Congress voted to extend the second round of Paycheck Protection Program (PPP) loans through Aug. 8 after the House passed the last minute bill without objection late Wednesday night. Previously, the Senate also voted unanimously for the extension, and President Trump is expected to sign the bill.
The first PPP deadline was set to expire on June 30, days before Congress would adjourn for a two-week recess.
Before the deadline was extended, the U.S. Small Business Association released new guidance for PPP loans on June 25, 2020. Small business owners now have five years to repay loans from the Paycheck Protection Program as well as more flexibility in qualifying for forgiveness, according to the SBA.
Thanks to the Paycheck Protection Program Flexibility Act of 2020 passed earlier this month, PPP loans issued after June 5, 2020, have a maturity of five years. Before this, small businesses had two years to pay any unforgiven portions of the loans.
Although this new time frame automatically applies to borrowers with loans issued after June 5, remodelers that have obtained a loan before the new date are not out of luck: If the borrower and the lender mutually agree, the lender can extend the maturity of previously issued loan to five years.
Covered period extended from eight weeks to 24 weeks
Additionally, the new law extends the covered period of loan forgiveness from eight weeks after the date of the loan disbursement to 24 weeks, which the SBA says provides “substantially greater flexibility for borrowers.” During this period, payroll costs will determine the amount of loan forgiveness available to a business. Every borrower qualifies for the 24 weeks of coverage, but those with loans issued before June 5th can use an eight weeks period.
Small businesses that adhere to the guidelines set out by the SBA can have their loans forgiven based on the following terms:
"The loan will be fully forgiven if the funds are used for payroll costs, interest on mortgages, rent, and utilities (due to likely high subscription, at least 60% of the forgiven amount must have been used for payroll),” the SBA says on its website. “Loan payments will also be deferred for six months. No collateral or personal guarantees are required. Neither the government nor lenders will charge small businesses any fees.”

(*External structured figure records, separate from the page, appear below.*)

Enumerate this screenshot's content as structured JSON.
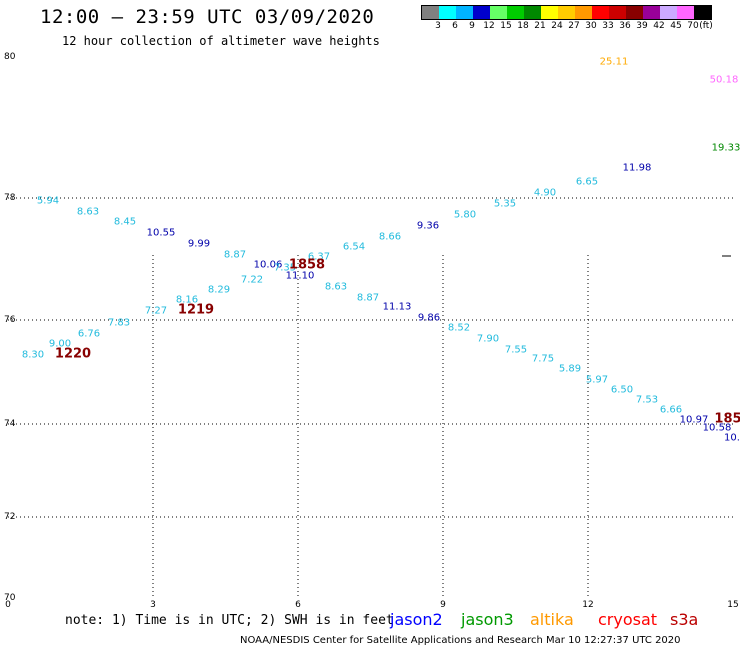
{
  "header": {
    "title": "12:00 – 23:59 UTC 03/09/2020",
    "subtitle": "12 hour collection of altimeter wave heights"
  },
  "scale": {
    "unit": "(ft)",
    "bins": [
      {
        "label": "3",
        "color": "#808080"
      },
      {
        "label": "6",
        "color": "#00ffff"
      },
      {
        "label": "9",
        "color": "#00b4ff"
      },
      {
        "label": "12",
        "color": "#0000cc"
      },
      {
        "label": "15",
        "color": "#66ff66"
      },
      {
        "label": "18",
        "color": "#00cc00"
      },
      {
        "label": "21",
        "color": "#008800"
      },
      {
        "label": "24",
        "color": "#ffff00"
      },
      {
        "label": "27",
        "color": "#ffcc00"
      },
      {
        "label": "30",
        "color": "#ff9900"
      },
      {
        "label": "33",
        "color": "#ff0000"
      },
      {
        "label": "36",
        "color": "#cc0000"
      },
      {
        "label": "39",
        "color": "#880000"
      },
      {
        "label": "42",
        "color": "#990099"
      },
      {
        "label": "45",
        "color": "#ccaaff"
      },
      {
        "label": "70",
        "color": "#ff66ff"
      },
      {
        "label": "",
        "color": "#000000"
      }
    ]
  },
  "axes": {
    "lat_labels": [
      "80",
      "78",
      "76",
      "74",
      "72",
      "70"
    ],
    "lon_labels": [
      "0",
      "3",
      "6",
      "9",
      "12",
      "15"
    ]
  },
  "observations": [
    {
      "v": "5.94",
      "c": "#22bbdd"
    },
    {
      "v": "8.63",
      "c": "#22bbdd"
    },
    {
      "v": "8.45",
      "c": "#22bbdd"
    },
    {
      "v": "10.55",
      "c": "#0000aa"
    },
    {
      "v": "9.99",
      "c": "#0000aa"
    },
    {
      "v": "8.87",
      "c": "#22bbdd"
    },
    {
      "v": "10.06",
      "c": "#0000aa"
    },
    {
      "v": "7.35",
      "c": "#22bbdd"
    },
    {
      "v": "6.37",
      "c": "#22bbdd"
    },
    {
      "v": "11.10",
      "c": "#0000aa"
    },
    {
      "v": "6.54",
      "c": "#22bbdd"
    },
    {
      "v": "8.66",
      "c": "#22bbdd"
    },
    {
      "v": "9.36",
      "c": "#0000aa"
    },
    {
      "v": "5.80",
      "c": "#22bbdd"
    },
    {
      "v": "5.35",
      "c": "#22bbdd"
    },
    {
      "v": "4.90",
      "c": "#22bbdd"
    },
    {
      "v": "6.65",
      "c": "#22bbdd"
    },
    {
      "v": "11.98",
      "c": "#0000aa"
    },
    {
      "v": "25.11",
      "c": "#ffaa00"
    },
    {
      "v": "50.18",
      "c": "#ff66ff"
    },
    {
      "v": "19.33",
      "c": "#008800"
    },
    {
      "v": "7.22",
      "c": "#22bbdd"
    },
    {
      "v": "8.29",
      "c": "#22bbdd"
    },
    {
      "v": "8.16",
      "c": "#22bbdd"
    },
    {
      "v": "7.27",
      "c": "#22bbdd"
    },
    {
      "v": "7.83",
      "c": "#22bbdd"
    },
    {
      "v": "6.76",
      "c": "#22bbdd"
    },
    {
      "v": "9.00",
      "c": "#22bbdd"
    },
    {
      "v": "8.30",
      "c": "#22bbdd"
    },
    {
      "v": "8.63",
      "c": "#22bbdd"
    },
    {
      "v": "8.87",
      "c": "#22bbdd"
    },
    {
      "v": "11.13",
      "c": "#0000aa"
    },
    {
      "v": "9.86",
      "c": "#0000aa"
    },
    {
      "v": "8.52",
      "c": "#22bbdd"
    },
    {
      "v": "7.90",
      "c": "#22bbdd"
    },
    {
      "v": "7.55",
      "c": "#22bbdd"
    },
    {
      "v": "7.75",
      "c": "#22bbdd"
    },
    {
      "v": "5.89",
      "c": "#22bbdd"
    },
    {
      "v": "5.97",
      "c": "#22bbdd"
    },
    {
      "v": "6.50",
      "c": "#22bbdd"
    },
    {
      "v": "7.53",
      "c": "#22bbdd"
    },
    {
      "v": "6.66",
      "c": "#22bbdd"
    },
    {
      "v": "10.97",
      "c": "#0000aa"
    },
    {
      "v": "10.58",
      "c": "#0000aa"
    },
    {
      "v": "10.",
      "c": "#0000aa"
    }
  ],
  "pass_times": [
    {
      "v": "1858",
      "c": "#880000"
    },
    {
      "v": "1219",
      "c": "#880000"
    },
    {
      "v": "1220",
      "c": "#880000"
    },
    {
      "v": "185",
      "c": "#880000"
    }
  ],
  "footer": {
    "note": "note: 1) Time is in UTC; 2) SWH is in feet",
    "satellites": [
      {
        "name": "jason2",
        "color": "#0000ff"
      },
      {
        "name": "jason3",
        "color": "#009900"
      },
      {
        "name": "altika",
        "color": "#ff9900"
      },
      {
        "name": "cryosat",
        "color": "#ff0000"
      },
      {
        "name": "s3a",
        "color": "#bb0000"
      }
    ],
    "credit": "NOAA/NESDIS Center for Satellite Applications and Research   Mar 10 12:27:37 UTC 2020"
  }
}
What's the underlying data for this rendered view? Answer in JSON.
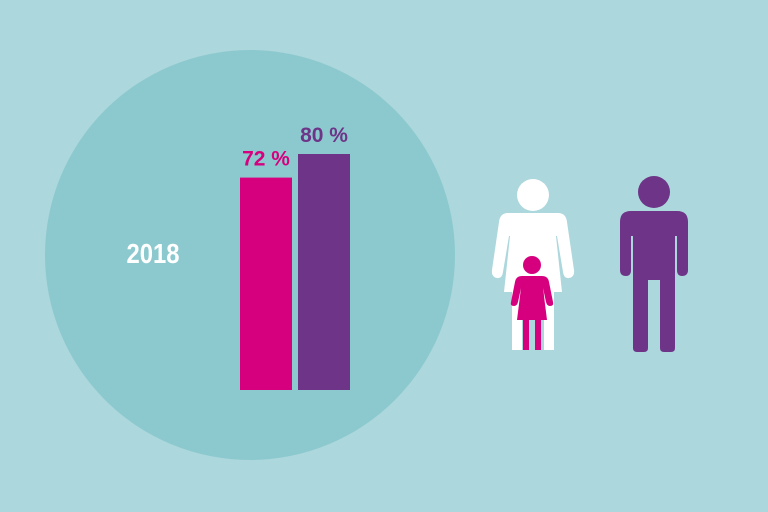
{
  "year": "2018",
  "colors": {
    "background": "#acd7dc",
    "circle": "#8cc9cf",
    "female": "#d6007f",
    "male": "#6d3487",
    "adult_female_icon": "#ffffff"
  },
  "icons": [
    "woman-icon",
    "girl-icon",
    "man-icon"
  ],
  "chart_data": {
    "type": "bar",
    "categories": [
      "",
      ""
    ],
    "values": [
      72,
      80
    ],
    "labels": [
      "72 %",
      "80 %"
    ],
    "colors": [
      "#d6007f",
      "#6d3487"
    ],
    "ylim": [
      0,
      100
    ],
    "title": "",
    "xlabel": "",
    "ylabel": ""
  }
}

Borrowers must apply for forgiveness. Though there is no requirement to submit a forgiveness application to receive a PPP loan, businesses that do not submit one within 10 months of approval must begin paying principal and interest after that period is over, according to JD Supra, which distributes news, commentary, and analysis from leading lawyers & law firms.
As of June 26, 2020, the SBA reports that there are 4,767,284 approved loans, totalling $517,913,219,743 distributed by 5,458 lenders. The average loan amount is $108,639.
Didn’t get in on the first round of PPP loans? The second round of applications, which debuted on April 27, 2020, is expected reopen due to the extended deadline once President Trump has signed the bill.
Need more than a PPP Loan? Small business support amid the coronavirus pandemic varies by state
If a small business already has a PPP loan but needs more assistance, state financial assistance and loan programs can help the company stay afloat. To find out which states offer the best small business support beyond federal programs, BestAccountingSoftware.com crunched the numbers from SBA reports, Institute for Local Self-Reliance, the U.S. Chamber of Commerce, Deloitte, and Reuters.
Each state received a score from the software company based on the number of loans that have been or are still available, the allocation of federal funding, and their regulations for assistance--the higher the score, the better the prospects for small business financial assistance.
The top five states include California, Wisconsin, Virginia, Michigan, and Illinois. BestAccountingSoftware.com reports that these states have robust loan and grant programs available, while the bottom five states (West Virginia, Idaho, Wyoming, Delaware, and Utah) offer little to no state or local grants or loans.
“All five of the bottom states have offered little in the form of state or local grants or loans. West Virginia, Idaho, and Wyoming haven’t introduced any, while Delaware and Utah have a single loan scheme each,” the company reports. “None of them have offered tax deferrals for businesses either, nor did Utah offer suspensions on commercial evictions.”
BetterAccountingSoftware.com compiled its results into interactive maps.